The structural gene for N-myristoyl transferase (NMT1) has been cloned from the budding yeast Saccharomyces cerevisiae. The gene encodes a polypeptide of 455 amino acids (Mr = 52,837) that has no identifiable significant primary sequence homology with any protein in currently available databases. Overexpression of NMT activity was achieved by means of the yeast episomal plasmid YEp24 without obvious effects on growth kinetics, cell morphology, or acylprotein metabolic labeling patterns. Insertional mutagenesis of the NMT1 locus on yeast chromosome XII caused recessive lethality, indicating that this protein acyltransferase activity is necessary for vegetative cell growth.

Heteroatom-substituted fatty acid analogs as substrates for N-myristoyltransferase: an approach for studying both the enzymology and function of protein acylation.

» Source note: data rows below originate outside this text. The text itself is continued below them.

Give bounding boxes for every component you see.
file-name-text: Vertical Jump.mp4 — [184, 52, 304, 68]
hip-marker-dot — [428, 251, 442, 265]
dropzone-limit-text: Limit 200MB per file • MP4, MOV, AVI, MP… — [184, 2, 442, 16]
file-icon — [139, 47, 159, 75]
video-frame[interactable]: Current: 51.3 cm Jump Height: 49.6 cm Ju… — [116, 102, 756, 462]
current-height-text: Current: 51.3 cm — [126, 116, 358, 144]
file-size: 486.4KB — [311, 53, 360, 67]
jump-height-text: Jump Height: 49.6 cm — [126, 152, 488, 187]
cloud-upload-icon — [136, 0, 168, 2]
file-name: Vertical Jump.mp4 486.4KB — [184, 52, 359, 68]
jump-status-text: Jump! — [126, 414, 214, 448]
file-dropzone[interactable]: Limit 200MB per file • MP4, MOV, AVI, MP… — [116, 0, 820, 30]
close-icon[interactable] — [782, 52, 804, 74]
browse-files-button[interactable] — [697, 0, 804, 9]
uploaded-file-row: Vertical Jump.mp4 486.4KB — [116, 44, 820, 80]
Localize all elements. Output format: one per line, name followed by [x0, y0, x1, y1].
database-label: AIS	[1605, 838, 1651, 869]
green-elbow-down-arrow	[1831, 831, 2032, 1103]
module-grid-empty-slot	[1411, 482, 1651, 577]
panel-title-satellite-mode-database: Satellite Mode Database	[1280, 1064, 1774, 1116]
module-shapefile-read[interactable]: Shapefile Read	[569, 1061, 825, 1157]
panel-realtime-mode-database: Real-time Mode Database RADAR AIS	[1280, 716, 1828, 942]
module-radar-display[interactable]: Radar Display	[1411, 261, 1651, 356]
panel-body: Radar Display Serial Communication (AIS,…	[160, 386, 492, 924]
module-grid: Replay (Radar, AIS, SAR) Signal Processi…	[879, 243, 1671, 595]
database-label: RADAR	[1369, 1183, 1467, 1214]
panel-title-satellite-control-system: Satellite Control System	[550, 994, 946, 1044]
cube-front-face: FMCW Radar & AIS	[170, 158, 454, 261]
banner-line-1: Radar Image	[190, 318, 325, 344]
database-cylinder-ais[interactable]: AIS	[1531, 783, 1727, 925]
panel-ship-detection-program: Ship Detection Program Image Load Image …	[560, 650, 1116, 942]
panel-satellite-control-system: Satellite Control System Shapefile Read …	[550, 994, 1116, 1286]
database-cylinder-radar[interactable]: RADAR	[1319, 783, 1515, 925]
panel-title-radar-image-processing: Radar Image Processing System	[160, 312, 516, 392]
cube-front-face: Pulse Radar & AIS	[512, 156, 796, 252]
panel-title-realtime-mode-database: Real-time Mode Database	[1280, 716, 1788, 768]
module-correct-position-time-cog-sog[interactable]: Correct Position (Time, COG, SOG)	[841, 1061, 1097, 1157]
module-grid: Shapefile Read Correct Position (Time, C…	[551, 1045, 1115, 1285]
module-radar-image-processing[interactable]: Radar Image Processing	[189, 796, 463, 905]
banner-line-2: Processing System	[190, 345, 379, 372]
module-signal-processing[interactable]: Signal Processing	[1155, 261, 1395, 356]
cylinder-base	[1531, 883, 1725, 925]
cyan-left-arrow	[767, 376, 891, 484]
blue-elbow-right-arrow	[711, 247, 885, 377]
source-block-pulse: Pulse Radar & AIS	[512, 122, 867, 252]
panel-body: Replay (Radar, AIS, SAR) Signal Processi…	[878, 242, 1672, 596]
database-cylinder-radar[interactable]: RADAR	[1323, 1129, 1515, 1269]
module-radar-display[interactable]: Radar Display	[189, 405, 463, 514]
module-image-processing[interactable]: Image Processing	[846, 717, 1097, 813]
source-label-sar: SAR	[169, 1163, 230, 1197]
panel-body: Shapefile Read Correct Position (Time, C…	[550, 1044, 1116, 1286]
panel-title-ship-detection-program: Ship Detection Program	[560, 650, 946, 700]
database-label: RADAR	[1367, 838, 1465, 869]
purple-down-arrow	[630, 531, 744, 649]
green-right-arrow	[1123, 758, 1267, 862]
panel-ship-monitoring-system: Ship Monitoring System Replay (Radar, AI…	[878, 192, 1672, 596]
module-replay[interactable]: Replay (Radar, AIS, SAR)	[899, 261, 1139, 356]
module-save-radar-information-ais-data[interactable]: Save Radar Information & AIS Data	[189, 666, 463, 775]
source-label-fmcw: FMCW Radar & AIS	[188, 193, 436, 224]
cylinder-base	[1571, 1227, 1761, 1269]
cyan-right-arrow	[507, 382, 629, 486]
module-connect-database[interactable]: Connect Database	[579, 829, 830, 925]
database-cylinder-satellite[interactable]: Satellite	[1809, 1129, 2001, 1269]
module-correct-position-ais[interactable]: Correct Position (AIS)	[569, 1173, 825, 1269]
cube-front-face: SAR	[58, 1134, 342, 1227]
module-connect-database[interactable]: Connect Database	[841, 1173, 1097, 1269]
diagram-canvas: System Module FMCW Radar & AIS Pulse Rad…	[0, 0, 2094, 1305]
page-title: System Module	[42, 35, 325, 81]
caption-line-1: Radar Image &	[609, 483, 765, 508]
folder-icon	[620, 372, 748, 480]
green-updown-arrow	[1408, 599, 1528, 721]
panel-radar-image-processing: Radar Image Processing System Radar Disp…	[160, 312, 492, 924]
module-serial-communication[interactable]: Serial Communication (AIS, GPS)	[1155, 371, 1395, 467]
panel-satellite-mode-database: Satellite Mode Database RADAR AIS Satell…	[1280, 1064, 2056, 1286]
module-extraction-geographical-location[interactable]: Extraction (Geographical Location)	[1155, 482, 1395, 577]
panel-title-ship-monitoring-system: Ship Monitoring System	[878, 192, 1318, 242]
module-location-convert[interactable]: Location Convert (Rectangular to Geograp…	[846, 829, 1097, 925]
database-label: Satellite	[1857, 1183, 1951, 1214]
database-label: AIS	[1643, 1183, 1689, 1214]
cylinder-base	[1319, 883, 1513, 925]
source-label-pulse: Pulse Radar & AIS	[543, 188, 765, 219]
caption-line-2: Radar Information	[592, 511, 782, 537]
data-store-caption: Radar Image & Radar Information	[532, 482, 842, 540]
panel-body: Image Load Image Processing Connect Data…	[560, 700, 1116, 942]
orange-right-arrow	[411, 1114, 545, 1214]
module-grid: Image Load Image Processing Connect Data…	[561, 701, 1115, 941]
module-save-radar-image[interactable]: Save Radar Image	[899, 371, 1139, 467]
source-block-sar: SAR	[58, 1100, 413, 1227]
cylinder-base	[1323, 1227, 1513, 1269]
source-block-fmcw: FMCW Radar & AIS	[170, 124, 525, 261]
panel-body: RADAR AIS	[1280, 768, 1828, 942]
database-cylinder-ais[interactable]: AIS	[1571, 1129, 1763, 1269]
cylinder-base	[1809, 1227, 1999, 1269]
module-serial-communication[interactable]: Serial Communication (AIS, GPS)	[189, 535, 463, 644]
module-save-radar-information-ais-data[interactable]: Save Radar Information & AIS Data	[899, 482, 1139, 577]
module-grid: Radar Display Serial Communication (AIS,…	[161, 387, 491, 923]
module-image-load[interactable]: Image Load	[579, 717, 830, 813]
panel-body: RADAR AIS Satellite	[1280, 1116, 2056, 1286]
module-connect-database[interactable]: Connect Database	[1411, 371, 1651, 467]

Myristoyl-CoA:protein N-myristoyltransferase (NMT), the enzyme that transfers the myristoyl (14:0) moiety from myristoyl CoA thioester to nascent proteins, is remarkably specific for both peptide and fatty acyl CoA substrates. To investigate the interaction of NMT with fatty acyl CoA substrates, we have synthesized 10 oxygen- or sulfur-substituted fatty acid analogs. These analogs differ dramatically in hydrophobicity from naturally occurring fatty acids of similar length. As acylpeptides, sulfur-substituted myristic acid analogs migrate on reverse-phase HPLC like 11:0 or 12:0 fatty acids, while oxygen-substituted analogs migrate like 9:0 to 11:0 fatty acids. CoA thioesters of several of these analogs serve as good NMT substrates in vitro, implying that NMT selects fatty acyl substrates primarily on the basis of chain length rather than hydrophobicity. Myristelaidoyl (14:1, delta 9,10-trans) CoA is also a significantly better substrate than myristoleoyl (14:1, delta 9,10-cis) CoA. The fatty acyl group bound to NMT profoundly influences the rate of acylpeptide formation and the affinity of NMT for peptide substrates. However, the peptide substrate bound to NMT does not produce significant alterations in the enzyme's affinity for myristoyl CoA. In vitro characterization of these heteroatom substituted analogs suggests that they will be efficiently incorporated into proteins in vivo and may markedly alter acylprotein targeting and function.